Of course, you can use copy/paste to extract the crucial columns and transfer them to a new page. But what happens when you add more data or correct errors on the data page? Do you really remember to transfer all changes to the evaluation as well? I don’t…
There is a solution… but only almost, because Microsoft messed up in the first version of Excel and can’t change it now. Let’s say you have the following on the data page:

The value in field B3 is missing, so the field is empty. You only want to see these values on the Statistics page, but in such a way that changes to the data page are reflected here. This is easy to do: Write
=Data!A1
in field A1 on the statistics page; Excel will then retrieve the result live from the Data page. Copy the formula to the range A1..B4

Perfect?
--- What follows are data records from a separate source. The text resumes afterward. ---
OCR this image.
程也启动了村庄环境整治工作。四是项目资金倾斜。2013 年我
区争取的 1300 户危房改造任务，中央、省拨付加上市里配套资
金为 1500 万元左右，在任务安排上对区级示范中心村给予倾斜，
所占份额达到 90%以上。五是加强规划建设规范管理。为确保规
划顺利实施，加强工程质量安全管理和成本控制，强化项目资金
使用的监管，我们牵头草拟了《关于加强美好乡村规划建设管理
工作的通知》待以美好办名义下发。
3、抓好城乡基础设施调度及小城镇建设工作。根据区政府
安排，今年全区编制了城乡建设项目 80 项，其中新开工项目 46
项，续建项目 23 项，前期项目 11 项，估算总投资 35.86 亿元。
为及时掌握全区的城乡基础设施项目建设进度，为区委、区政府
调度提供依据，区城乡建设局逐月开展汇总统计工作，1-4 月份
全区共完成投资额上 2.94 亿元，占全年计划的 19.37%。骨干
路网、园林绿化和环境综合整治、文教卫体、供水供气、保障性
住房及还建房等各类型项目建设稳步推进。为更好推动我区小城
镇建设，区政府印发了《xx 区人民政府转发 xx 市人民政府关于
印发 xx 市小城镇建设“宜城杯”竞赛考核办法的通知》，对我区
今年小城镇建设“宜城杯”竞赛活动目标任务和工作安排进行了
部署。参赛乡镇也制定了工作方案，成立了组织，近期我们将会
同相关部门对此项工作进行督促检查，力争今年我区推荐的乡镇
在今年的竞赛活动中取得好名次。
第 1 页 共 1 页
Almost. Field B3 contains a 0 (zero!) instead of a blank field. Unfortunately, in medicine, empty fields often occur that definitely do not mean zero. There is a not very satisfactory alternative: use the following formula for field A1:
=IF(Data!A1 = "", "",Data!A1)
In words: If field A1 on the Data page is empty, fill in the empty string ""; otherwise, take the value from A1. Depending on your computer settings, you may need to use a ; instead of a comma , in the above formula, but you will be notified of this when entering it. Copy this formula into all target fields.
Saving the best for the end: Pivot tables
After Excel’s biggest sins, let’s move on to Excel’s best feature, which is unfortunately used far too rarely: Pivot tables and pivot charts can be extremely helpful when creating tables and cross tables. You’ll need a few hours to try out the possibilities using simple examples, but the investment will definitely pay off. You can find documentation on the help pages and on the Internet. Unfortunately, you can’t use them to calculate statistical tests, but if you can easily fill a few pages in your work, that’s nice too.
Here’s an example: Different dosages of a medication and how often its effectiveness was rated as Very good, .. Insufficient.

A pivot table; if you want to include this in your work, you should make the column and row labels a little more reviewer-friendly, i.e., omit Number of ID row labels and Column label`.
Pivot tables also work in Google Sheets, and even better: You can use the median function, which is missing in Excel.
Try creating this table the conventional way!